Expressing its strong support for the continued efforts of the Iraqi Government to help meet the security needs of the entire population of Iraq, the Council acknowledged the efforts of the Iraqi security forces and local police, “whose members are also being targeted and killed in ongoing attacks by terrorists”
The Council went on to welcome the Government’s commitment in the protection of the civilian population in Fallujah and elsewhere, and to the provision of humanitarian relief. It encouraged the Government to continue working with the UN Assistance Mission for Iraq (UNAMI) and humanitarian agencies to ensure the delivery of relief aid.
Concerned about the impact of the violence on civilians, the 15-nation body encouraged the safe passage of civilians trapped in conflict areas, as well as the safe return of internally displaced persons as conditions allow.
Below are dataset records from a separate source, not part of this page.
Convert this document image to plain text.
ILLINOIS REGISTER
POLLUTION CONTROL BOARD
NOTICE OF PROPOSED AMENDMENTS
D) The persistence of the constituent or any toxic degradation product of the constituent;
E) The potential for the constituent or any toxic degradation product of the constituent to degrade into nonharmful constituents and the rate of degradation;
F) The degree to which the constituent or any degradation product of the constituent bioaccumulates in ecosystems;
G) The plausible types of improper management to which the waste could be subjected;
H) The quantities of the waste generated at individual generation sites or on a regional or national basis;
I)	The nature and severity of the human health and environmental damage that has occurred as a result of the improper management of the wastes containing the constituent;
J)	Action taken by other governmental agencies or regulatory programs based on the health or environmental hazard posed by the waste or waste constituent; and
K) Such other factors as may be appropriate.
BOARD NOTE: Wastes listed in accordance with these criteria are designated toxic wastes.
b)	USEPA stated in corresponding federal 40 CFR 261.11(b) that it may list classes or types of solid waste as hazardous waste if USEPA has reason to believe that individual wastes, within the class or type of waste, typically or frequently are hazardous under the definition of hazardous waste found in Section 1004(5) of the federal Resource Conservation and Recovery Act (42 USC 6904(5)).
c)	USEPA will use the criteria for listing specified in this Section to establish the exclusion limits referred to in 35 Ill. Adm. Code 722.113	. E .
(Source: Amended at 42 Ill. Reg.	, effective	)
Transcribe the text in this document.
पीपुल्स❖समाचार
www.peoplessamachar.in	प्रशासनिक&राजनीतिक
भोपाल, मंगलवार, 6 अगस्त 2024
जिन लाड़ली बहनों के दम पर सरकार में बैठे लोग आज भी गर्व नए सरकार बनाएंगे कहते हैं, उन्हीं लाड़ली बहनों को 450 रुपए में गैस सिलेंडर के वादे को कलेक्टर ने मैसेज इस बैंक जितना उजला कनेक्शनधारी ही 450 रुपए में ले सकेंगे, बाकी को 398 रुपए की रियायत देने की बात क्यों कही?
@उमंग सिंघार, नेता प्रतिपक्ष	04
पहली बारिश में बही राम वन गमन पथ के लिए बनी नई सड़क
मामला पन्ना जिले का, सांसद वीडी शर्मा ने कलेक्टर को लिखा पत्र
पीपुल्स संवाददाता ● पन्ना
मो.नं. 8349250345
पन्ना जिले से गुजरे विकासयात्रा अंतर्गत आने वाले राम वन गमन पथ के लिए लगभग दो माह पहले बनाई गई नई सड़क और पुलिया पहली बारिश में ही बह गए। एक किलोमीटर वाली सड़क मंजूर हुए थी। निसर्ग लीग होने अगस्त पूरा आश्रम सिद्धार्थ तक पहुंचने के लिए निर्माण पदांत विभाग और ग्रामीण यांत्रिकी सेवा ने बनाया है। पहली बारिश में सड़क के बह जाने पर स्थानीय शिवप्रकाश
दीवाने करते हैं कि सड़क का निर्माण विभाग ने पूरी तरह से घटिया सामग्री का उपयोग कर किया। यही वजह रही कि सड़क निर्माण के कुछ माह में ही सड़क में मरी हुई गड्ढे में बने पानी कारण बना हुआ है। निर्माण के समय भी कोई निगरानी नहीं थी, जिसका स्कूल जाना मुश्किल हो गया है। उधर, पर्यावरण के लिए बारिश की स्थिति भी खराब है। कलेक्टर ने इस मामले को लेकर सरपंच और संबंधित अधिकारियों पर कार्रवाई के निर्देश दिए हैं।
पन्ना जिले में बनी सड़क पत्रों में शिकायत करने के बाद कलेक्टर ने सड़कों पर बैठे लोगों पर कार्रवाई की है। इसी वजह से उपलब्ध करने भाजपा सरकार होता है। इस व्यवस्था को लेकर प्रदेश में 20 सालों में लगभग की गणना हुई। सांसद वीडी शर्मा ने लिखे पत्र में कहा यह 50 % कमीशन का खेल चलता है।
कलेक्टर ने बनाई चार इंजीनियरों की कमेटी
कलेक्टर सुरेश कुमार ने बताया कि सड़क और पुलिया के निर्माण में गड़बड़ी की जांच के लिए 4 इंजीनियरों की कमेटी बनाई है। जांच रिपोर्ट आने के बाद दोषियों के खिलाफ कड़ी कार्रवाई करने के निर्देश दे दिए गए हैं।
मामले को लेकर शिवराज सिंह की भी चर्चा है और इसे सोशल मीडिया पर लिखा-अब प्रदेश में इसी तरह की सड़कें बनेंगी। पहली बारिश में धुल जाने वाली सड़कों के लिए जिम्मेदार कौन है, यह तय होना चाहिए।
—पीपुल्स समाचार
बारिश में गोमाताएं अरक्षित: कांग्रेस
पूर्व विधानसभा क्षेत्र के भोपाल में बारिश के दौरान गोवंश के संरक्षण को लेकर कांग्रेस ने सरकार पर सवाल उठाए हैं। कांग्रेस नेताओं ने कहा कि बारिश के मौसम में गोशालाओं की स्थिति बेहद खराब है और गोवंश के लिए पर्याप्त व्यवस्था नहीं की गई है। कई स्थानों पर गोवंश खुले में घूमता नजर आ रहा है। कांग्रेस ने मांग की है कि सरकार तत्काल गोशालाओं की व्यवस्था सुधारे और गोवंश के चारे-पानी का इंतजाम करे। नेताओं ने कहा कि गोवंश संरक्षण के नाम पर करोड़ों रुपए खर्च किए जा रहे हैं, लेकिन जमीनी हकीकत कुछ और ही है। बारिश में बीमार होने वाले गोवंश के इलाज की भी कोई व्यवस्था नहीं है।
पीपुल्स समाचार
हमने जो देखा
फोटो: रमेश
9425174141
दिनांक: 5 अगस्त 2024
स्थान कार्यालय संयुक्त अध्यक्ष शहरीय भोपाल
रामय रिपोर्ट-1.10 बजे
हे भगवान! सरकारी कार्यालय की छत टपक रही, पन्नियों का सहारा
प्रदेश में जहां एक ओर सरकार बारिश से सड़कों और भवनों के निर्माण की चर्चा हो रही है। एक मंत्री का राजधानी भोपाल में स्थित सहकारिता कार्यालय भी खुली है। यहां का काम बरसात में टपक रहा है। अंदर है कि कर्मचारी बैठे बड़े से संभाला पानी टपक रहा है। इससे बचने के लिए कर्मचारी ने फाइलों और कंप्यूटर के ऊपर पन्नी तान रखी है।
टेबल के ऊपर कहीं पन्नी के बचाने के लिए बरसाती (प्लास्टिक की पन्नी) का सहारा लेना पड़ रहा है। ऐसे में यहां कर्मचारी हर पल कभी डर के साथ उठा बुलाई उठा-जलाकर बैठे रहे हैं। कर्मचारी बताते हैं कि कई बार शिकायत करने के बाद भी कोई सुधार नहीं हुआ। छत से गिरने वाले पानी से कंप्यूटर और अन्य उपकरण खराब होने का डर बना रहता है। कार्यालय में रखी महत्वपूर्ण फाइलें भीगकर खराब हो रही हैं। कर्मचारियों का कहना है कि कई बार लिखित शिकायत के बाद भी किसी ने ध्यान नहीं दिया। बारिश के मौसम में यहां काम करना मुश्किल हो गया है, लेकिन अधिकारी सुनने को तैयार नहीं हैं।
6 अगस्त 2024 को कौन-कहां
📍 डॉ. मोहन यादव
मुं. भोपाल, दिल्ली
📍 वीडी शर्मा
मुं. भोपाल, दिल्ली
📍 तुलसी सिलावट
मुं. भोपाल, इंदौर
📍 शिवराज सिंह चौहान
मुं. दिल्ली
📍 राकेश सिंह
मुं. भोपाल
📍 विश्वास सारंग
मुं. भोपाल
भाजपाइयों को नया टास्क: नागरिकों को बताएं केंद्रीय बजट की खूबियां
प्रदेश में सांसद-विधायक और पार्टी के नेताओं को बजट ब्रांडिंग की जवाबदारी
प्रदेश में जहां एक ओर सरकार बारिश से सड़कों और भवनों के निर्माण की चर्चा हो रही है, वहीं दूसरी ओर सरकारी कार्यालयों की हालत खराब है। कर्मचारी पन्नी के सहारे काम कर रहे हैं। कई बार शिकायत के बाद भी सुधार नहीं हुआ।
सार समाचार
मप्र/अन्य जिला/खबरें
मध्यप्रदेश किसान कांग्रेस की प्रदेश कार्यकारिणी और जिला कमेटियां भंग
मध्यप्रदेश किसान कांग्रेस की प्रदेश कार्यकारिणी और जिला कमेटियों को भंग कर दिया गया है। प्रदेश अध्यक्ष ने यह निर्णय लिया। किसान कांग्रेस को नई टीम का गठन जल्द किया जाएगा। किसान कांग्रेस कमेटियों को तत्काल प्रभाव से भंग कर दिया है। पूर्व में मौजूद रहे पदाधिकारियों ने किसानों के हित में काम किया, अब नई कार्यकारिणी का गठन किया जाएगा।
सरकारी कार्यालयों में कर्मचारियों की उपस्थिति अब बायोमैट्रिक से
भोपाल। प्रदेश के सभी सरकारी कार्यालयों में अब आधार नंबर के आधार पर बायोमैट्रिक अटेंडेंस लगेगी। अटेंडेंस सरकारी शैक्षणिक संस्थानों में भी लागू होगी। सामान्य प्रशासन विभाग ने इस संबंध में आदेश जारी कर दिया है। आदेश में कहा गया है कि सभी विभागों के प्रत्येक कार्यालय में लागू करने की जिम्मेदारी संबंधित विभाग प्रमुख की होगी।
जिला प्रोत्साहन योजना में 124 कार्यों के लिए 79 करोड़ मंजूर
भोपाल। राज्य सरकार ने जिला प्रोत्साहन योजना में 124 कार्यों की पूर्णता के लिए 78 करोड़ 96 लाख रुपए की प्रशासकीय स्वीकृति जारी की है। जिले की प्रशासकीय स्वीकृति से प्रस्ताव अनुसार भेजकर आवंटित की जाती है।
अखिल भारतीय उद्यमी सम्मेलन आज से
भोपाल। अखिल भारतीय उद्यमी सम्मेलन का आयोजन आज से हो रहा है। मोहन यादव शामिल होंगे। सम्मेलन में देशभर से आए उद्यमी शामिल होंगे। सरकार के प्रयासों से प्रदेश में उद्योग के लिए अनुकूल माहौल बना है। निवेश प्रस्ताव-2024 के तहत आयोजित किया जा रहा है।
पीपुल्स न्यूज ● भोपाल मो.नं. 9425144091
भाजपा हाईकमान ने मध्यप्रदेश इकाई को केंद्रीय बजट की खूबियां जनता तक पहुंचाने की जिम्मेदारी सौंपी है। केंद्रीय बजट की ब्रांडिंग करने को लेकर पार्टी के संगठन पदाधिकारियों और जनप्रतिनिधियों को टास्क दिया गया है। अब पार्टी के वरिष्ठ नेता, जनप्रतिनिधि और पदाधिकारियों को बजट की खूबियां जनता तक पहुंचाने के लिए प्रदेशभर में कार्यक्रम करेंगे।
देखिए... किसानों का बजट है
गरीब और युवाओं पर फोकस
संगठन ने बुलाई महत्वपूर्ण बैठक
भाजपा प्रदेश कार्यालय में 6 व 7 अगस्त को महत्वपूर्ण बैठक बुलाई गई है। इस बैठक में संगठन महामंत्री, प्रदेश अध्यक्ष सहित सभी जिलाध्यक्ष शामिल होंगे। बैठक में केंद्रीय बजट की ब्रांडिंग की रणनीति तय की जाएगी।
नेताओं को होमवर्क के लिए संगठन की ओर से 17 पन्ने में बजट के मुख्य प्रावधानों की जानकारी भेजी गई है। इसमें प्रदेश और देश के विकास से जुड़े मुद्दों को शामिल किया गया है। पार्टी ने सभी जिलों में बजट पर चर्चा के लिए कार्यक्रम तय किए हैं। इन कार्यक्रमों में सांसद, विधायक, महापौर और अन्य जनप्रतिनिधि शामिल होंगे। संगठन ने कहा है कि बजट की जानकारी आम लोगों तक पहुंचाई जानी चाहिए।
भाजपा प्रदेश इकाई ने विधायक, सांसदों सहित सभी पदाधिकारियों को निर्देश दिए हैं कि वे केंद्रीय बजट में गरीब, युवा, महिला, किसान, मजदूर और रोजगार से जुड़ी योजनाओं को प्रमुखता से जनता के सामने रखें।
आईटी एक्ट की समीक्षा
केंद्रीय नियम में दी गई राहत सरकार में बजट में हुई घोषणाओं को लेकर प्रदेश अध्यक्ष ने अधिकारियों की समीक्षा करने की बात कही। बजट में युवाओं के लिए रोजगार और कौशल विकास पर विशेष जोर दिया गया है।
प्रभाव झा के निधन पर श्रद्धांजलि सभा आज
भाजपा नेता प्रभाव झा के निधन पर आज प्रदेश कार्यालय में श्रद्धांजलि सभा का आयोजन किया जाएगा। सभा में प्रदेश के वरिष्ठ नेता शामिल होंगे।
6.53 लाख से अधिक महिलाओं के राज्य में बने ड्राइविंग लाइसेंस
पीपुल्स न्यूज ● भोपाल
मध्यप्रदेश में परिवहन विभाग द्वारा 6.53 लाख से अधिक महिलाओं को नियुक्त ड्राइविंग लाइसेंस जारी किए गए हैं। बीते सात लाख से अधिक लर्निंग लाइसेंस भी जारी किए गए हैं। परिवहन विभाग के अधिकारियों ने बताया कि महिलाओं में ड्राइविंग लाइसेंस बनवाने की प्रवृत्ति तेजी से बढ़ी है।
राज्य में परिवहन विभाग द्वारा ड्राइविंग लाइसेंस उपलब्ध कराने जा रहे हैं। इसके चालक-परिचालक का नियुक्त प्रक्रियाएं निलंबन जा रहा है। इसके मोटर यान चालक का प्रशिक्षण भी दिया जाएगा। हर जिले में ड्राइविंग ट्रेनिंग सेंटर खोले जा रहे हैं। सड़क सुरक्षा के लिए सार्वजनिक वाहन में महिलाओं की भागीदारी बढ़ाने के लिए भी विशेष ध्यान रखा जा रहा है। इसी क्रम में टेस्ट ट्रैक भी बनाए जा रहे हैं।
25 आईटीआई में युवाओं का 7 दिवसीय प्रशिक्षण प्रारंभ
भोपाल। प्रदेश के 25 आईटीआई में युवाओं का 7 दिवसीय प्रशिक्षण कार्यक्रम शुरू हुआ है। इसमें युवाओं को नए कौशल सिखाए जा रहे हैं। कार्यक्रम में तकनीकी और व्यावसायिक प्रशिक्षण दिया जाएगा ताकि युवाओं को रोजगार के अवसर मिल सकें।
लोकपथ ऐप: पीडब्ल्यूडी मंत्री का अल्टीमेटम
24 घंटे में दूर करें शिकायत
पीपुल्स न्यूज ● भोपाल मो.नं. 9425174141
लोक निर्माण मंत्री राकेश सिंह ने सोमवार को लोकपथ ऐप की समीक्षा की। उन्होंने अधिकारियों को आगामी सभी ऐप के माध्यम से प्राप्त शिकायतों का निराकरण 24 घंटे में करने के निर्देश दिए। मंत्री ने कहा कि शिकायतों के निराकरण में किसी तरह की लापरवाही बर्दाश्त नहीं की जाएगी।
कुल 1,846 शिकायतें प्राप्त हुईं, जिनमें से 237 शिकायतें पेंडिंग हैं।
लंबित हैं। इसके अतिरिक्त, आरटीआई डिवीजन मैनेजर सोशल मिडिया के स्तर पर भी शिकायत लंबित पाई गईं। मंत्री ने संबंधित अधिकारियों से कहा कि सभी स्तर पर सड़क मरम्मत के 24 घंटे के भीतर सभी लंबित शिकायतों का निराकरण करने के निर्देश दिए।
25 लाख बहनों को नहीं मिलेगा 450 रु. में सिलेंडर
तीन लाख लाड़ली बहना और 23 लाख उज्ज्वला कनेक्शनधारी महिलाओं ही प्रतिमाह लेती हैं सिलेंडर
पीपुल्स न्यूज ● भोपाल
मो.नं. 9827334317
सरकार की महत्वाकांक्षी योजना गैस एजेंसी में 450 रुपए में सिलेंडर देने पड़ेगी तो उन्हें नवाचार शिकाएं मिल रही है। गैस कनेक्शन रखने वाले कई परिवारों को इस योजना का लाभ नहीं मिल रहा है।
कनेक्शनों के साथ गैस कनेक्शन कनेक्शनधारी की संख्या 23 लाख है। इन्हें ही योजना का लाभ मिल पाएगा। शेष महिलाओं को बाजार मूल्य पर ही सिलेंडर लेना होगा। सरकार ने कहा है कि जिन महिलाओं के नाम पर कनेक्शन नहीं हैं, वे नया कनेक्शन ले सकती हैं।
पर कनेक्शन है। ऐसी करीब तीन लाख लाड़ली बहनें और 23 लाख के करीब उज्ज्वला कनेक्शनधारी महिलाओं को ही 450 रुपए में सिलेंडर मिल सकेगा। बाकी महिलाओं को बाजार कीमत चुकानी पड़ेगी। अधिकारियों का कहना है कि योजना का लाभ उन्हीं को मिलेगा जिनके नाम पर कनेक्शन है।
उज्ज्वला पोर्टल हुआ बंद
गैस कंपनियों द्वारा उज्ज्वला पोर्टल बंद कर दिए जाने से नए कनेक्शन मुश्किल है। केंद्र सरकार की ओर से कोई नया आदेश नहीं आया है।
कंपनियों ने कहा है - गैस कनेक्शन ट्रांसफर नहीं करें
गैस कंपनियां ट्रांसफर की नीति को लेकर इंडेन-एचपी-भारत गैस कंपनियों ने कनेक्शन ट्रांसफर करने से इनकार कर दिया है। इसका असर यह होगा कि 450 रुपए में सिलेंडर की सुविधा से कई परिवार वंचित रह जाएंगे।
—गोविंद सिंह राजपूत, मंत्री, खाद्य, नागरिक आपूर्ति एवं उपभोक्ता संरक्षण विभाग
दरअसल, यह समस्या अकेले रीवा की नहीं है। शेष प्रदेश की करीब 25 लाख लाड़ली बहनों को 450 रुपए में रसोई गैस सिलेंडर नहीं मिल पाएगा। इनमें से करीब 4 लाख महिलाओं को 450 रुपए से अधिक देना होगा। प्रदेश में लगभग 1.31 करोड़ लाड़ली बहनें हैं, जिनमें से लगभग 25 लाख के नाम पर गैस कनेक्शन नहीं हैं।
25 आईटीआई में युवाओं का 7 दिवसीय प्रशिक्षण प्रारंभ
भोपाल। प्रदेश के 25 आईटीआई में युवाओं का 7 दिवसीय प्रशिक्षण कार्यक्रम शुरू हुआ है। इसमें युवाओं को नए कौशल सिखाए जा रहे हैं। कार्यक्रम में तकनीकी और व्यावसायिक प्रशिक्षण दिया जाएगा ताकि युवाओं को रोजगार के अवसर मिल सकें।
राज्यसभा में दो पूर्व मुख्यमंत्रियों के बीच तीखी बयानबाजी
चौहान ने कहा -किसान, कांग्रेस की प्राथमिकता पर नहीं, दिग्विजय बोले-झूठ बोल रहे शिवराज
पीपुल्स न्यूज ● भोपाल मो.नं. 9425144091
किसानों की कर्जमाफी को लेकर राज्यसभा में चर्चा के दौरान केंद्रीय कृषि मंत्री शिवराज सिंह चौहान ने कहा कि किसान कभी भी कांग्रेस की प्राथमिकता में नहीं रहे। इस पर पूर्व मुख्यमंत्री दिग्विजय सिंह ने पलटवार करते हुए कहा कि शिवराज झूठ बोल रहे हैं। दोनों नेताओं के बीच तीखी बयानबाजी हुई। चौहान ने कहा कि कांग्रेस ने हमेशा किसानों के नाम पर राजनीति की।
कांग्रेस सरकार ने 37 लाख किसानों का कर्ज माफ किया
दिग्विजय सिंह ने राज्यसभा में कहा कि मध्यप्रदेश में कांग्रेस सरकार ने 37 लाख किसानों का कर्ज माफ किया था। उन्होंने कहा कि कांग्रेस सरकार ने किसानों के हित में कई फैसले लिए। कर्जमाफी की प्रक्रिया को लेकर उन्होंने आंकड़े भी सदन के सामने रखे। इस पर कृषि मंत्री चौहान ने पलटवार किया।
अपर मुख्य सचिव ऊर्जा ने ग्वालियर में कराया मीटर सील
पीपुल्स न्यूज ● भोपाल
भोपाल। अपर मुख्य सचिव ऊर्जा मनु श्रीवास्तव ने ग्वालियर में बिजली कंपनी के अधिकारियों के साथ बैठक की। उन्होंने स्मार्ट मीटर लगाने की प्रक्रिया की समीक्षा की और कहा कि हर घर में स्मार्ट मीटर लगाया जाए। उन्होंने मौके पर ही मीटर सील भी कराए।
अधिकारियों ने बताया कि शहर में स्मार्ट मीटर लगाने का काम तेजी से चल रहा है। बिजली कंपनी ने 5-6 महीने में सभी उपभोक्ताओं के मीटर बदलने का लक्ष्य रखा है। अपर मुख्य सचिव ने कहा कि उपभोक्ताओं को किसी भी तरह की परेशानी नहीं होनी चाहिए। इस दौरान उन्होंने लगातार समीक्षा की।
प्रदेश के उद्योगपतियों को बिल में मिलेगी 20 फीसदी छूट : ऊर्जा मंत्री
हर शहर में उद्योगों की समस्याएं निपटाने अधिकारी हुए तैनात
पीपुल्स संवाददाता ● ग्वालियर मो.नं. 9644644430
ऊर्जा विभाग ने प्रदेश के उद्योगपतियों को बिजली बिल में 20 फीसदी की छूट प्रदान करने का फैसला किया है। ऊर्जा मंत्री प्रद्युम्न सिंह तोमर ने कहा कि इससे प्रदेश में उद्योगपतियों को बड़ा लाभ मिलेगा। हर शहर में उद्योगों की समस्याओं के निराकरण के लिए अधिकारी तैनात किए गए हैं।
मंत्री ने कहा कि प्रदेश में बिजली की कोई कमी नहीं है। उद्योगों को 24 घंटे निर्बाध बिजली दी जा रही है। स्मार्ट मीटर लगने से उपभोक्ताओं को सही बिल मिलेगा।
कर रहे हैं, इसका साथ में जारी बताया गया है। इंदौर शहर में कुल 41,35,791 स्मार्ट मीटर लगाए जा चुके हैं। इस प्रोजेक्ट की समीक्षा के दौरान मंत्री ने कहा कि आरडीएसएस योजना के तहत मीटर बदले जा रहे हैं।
“The Security Council stresses the critical importance of continued national dialogue and unity, an inclusive political process, the holding of free and fair elections in April 2014, and the right to peaceful protest as guaranteed under the Iraqi Constitution,” the Council said, stressing its belief that this is vital to underpin a unified national stance against terrorism, and to ensure Iraq’s long-term security.
Reaffirming the need to bring perpetrators, organizers, financiers and sponsors of these reprehensible acts of terrorism to justice, the Council members also reaffirmed that ISIL is subject to the arms embargo and assets freeze imposed by Council resolutions 1267 (1999) and 2083 (2012).
The Council reaffirmed the need to combat all forms of terrorism and reiterated that “no terrorist act can reverse the path towards peace, democracy and reconstruction in Iraq, which is supported by the people and the Government of Iraq and the international community.”